登録するキーには ' setBucket
' メソッドを使って プリフィックス( 特定のキーワードのようなもの ) を付けることもできます。
lscache.setBucket(プリフィックス名)
// プリフィックス 'my-' を登録
lscache.setBucket('my-')
// 'testkey'というキー名で データを登録
lscache.set('testkey', 'some string', 1);
// 登録されたデータ : my-testkey : 'somestring'
2 : データの取得
登録したデータの取得には ' get
' メソッドを使って取得します。
lscache.get(キー名)
// データを登録
lscache.set(myKey, 'myVal', 1);
// myKeyを取得
lscache.get('myKey'); // myVal
3 : データの削除
lscache にはデータを指定時間で削除する機能が備わっていますが、非同期通信であればデータは物理的に削除されません。
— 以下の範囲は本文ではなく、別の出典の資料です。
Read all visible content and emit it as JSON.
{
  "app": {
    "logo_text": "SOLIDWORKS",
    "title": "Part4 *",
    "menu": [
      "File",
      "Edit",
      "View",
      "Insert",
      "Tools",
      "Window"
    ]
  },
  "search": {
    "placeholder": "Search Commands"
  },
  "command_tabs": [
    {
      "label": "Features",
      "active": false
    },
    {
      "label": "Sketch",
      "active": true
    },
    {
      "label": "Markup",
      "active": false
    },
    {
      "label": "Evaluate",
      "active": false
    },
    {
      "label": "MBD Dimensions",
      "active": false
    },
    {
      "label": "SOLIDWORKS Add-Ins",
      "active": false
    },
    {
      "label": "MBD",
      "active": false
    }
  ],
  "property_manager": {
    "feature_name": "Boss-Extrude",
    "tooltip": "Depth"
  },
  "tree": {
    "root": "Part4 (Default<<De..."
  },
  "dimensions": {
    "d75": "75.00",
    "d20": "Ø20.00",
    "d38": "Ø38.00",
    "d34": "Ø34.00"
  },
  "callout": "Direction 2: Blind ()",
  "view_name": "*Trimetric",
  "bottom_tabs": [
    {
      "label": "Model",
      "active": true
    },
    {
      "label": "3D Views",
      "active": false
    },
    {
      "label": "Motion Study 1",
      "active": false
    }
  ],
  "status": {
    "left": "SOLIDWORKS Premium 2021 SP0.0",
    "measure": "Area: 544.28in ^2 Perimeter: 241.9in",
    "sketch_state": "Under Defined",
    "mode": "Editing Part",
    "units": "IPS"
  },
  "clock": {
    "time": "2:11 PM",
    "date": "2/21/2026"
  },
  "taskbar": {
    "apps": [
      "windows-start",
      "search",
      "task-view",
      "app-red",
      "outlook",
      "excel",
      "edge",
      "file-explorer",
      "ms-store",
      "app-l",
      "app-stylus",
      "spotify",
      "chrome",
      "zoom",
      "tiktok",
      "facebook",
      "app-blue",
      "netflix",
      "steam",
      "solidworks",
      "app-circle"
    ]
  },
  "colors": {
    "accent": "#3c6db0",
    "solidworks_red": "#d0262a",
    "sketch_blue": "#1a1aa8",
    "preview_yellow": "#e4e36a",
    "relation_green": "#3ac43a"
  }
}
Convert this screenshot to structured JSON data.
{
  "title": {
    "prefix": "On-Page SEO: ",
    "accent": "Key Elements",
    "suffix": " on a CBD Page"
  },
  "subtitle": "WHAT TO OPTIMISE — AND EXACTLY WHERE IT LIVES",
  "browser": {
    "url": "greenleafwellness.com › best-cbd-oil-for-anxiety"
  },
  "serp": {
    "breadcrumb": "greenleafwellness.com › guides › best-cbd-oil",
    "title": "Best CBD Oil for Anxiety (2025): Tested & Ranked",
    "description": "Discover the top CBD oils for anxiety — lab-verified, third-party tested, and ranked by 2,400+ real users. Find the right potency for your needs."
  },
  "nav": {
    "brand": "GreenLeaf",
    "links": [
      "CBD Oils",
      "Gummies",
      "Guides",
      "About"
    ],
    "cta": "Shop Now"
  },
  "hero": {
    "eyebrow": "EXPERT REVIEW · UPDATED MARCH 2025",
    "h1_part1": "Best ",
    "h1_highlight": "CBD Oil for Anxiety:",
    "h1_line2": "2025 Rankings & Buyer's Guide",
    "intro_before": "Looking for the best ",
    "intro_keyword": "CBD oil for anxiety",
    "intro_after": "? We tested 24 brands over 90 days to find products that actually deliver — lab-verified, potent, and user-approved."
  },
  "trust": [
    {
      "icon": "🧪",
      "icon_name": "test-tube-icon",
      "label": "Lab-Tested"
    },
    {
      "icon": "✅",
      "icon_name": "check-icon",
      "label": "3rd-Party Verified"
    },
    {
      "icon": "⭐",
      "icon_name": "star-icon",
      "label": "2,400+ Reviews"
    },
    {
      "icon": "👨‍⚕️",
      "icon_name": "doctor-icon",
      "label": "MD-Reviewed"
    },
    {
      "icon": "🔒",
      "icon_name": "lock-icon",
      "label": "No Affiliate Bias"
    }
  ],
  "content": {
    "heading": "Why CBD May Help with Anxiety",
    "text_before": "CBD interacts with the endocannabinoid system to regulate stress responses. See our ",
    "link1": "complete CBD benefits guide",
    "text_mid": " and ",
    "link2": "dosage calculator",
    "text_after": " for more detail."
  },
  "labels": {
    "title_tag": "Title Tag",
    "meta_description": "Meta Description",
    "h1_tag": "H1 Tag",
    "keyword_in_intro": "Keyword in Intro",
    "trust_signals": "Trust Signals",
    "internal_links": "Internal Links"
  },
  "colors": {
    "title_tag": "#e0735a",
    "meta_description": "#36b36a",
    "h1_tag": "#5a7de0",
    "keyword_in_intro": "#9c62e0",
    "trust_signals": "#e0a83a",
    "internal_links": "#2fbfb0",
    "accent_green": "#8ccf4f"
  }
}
ページを更新せずデータを削除する為に 3つのメソッドが用意されています。
lscache.remove(キー名) // 特定のキーのデータを削除
lscache.flush() // ローカルストレージ内のデータを全て削除
lscache.flushExpired() // 有効期限が切れているデータを削除
エンドユーザーのブラウザがローカルストレージに対応してるか調べるための ' supported
' メソッドも用意されています
lscache.supported()
// supported メソッドは boolで値が返ってきます
if (!lscache.supported()) {
alert('お使いのブラウザは ローカルストレージに対応していません');
return;
}
実際に ajaxで取得したデータを キャッシュとして使う時は下記のようになると思われます。
import lscache from "lscache";
import axios from "axios";
// ローカルストレージのキー名
const key = "keyName";
let res;
// ローカルストレージの'keyName'が存在するかチェック
if (!lscache.get(key)) {
/* ローカルストレージにデータが無い時の処理 */
// サーバーからデータを取得
axios.get("/ajax-api")
.then(val => {
// ajaxで取得したデータをローカルストレージ内に登録
lscache.set(key, val, 15); // 15分間のキャッシュ
res = val;
});
} else {
// ajaxではなくローカルストレージからデータを取得
res = lscache.get(key);
}
以上が lscache の紹介でした。ユニークユーザー有りきのWebサービスの ' 運営からのお知らせ ' や、API回数制限 有り気の外部サービスと連携、リアルタイム性があまり必要ではない場所でのサーバーへのリクエストを負担したい時に補助として使うと サーバーへの負荷が減らせそうです。